NJ Counts said 126 of the Passaic County homeless persons counted in January said they suffered from substance abuse and 40 said that drug and alcohol abuse was the primary reason they are homeless.

All the people who were unsheltered in Passaic County were adults without children, the report said. But the study did identify 66 children ages 17 and younger in Passaic County who were homeless, all of whom were staying in emergency shelters on the night of the count.

One of those facilities is the family shelter run by the Paterson Task Force. That program has space for 20 families with a total of 60 beds, said Task Force executive director Lana Stokes.

Paterson’s homeless problem persists despite the fact that hundreds of new apartments have been built in the city in the past four years, many of them in the city’s impoverished neighborhoods in the 1st, 4th and 5th Wards.

“It’s beyond their means,” Stokes said when asked why all the new housing construction hasn’t reduced Paterson’s homeless ranks.

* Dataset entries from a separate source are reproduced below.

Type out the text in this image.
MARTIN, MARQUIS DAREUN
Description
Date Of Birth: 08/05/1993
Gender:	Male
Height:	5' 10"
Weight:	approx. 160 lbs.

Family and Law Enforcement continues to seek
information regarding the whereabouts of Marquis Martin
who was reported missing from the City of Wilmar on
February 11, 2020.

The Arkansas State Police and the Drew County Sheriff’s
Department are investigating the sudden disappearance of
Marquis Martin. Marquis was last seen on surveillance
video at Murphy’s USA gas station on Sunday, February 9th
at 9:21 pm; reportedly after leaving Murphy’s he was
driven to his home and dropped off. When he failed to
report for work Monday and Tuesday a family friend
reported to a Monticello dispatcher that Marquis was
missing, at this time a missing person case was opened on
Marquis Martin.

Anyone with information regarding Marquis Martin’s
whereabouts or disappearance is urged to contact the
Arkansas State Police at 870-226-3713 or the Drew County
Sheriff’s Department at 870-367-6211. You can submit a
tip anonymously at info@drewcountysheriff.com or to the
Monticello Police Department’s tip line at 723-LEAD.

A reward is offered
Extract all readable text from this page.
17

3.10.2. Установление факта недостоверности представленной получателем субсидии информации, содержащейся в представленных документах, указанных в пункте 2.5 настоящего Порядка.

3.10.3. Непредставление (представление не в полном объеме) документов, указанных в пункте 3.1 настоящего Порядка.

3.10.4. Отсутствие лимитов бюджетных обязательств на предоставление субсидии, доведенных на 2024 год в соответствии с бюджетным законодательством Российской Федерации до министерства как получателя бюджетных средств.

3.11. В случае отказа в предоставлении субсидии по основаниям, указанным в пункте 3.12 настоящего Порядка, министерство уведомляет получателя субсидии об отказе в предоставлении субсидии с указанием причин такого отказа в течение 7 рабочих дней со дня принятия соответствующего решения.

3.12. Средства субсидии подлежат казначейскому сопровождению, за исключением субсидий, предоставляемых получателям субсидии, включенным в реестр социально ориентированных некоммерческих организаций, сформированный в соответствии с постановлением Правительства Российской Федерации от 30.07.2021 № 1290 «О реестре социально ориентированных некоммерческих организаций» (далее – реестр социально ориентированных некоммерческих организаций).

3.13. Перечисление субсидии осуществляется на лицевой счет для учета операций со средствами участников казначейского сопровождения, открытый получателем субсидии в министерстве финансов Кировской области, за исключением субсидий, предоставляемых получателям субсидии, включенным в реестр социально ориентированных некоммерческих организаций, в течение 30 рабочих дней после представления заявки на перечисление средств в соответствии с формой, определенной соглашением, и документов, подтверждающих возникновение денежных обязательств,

Experts say they fear that New Jersey could be facing a growth in its homeless population. Local governments during the past two years reaped an infusion of federal COVID-19 relief funding and some places used that money for emergency housing programs, said Kasey Vienckowski of Monarch Housing Associates. As the relief funds dry up, there likely will be fewer emergency housing slots available, she said.

The other looming factor is the end of New Jersey’s moratorium on tenant evictions for unpaid rents, Vienckowski said.

“We’re going to have people who have no place to go,” she said.